Your Way of Writing | Teen Ink

Your Way of Writing

January 29, 2014
By PrinceLion GOLD, Oxnard, California
PrinceLion GOLD, Oxnard, California
14 articles 0 photos 34 comments

Favorite Quote:
"When you find a diamond, try to break it." ~ Prince


Writing is a natural right, yet it is also a privilege. I view writing and the ability to do so as a task within an individual; in which that individual alone seeks what it actually means, personally. I can derive many personal ideas and feelings about writing; simply that writing allows me to connect with a talent that God has given me. I alone do not write what I write, for the Lord guides me in my words even for the most insignificant piece. Though I do hold a personal desire in the comfort of writing, the stance in which I could never find myself averse to the act of writing. The skill compels me to think otherwise, that a mind cannot think unless it is given the ability to think, and a hand cannot write unless it is driven by the mind to do so. Thus, there is always a greater prominent; that is, God enables me to think, which enable me to write.
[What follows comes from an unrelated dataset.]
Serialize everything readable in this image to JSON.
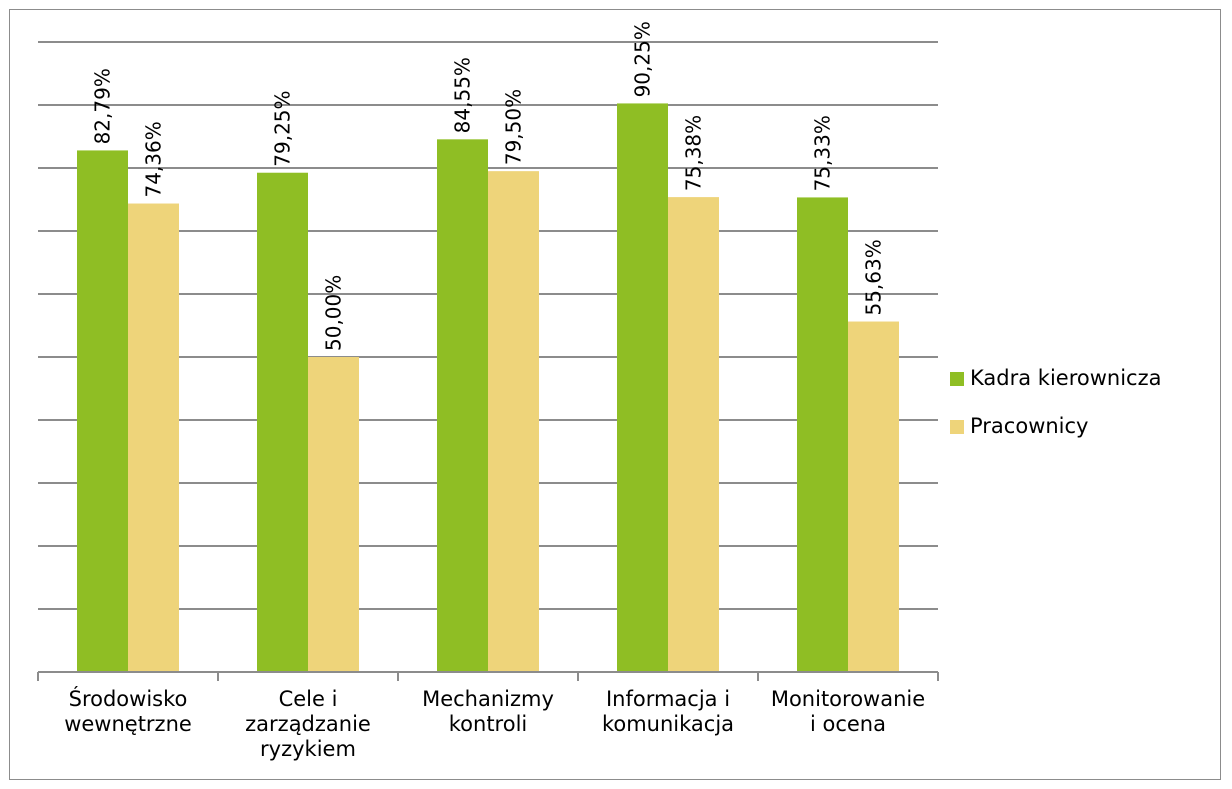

A writer’s mind is like a troupe, it travels high and low until it reaches its resting point. Though controllable in all of its attributes. When a writer thinks about what to write, he searches his environment to fulfill the empty space of an idea. Let us say that a certain writer notices a crone; her image alone may provide him with flowing rivers of untraceable thoughts that can only be expressed through the many paths of the forest within him.
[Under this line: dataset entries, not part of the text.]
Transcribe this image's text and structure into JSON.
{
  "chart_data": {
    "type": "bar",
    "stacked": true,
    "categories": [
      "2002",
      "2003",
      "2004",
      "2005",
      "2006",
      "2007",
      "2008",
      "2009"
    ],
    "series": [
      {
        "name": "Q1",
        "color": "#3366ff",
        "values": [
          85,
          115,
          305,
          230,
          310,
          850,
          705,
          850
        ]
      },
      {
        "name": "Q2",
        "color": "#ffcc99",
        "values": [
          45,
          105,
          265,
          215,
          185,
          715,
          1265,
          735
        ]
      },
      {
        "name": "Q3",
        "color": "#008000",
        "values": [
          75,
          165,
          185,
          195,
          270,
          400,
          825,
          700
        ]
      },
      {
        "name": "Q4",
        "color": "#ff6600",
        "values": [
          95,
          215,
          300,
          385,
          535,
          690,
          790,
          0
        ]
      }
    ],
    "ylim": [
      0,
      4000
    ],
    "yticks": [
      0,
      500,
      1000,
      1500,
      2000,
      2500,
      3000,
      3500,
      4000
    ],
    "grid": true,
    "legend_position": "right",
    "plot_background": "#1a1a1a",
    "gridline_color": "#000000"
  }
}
I write for the solemn pleasure pleasure of achieving a tranquility that abides within my own skill. The more I think of the act of writing, or creating something out of what may have been nothing, I can never enslave my mind to believe that such a skill was achieved or discovered through man alone. As it is something that has been granted by divine authority. I never saw my writing as a bode to the immensity of Gods’ plan; though I do think that as I write, I tribute to the well being of many individuals, if it is He who allows them to understand me. I find my propinquity to writing rather close and entrusting; while developing a coping mind that is not easily deprived by the aggravation of a blank thought, I remain patient for anything that I will write. It is truly an immaculate privilege; that is why we must care for it, as it is a perishable skill.


The author's comments:
An English assignment. Though for me, it's much more than just an assignment.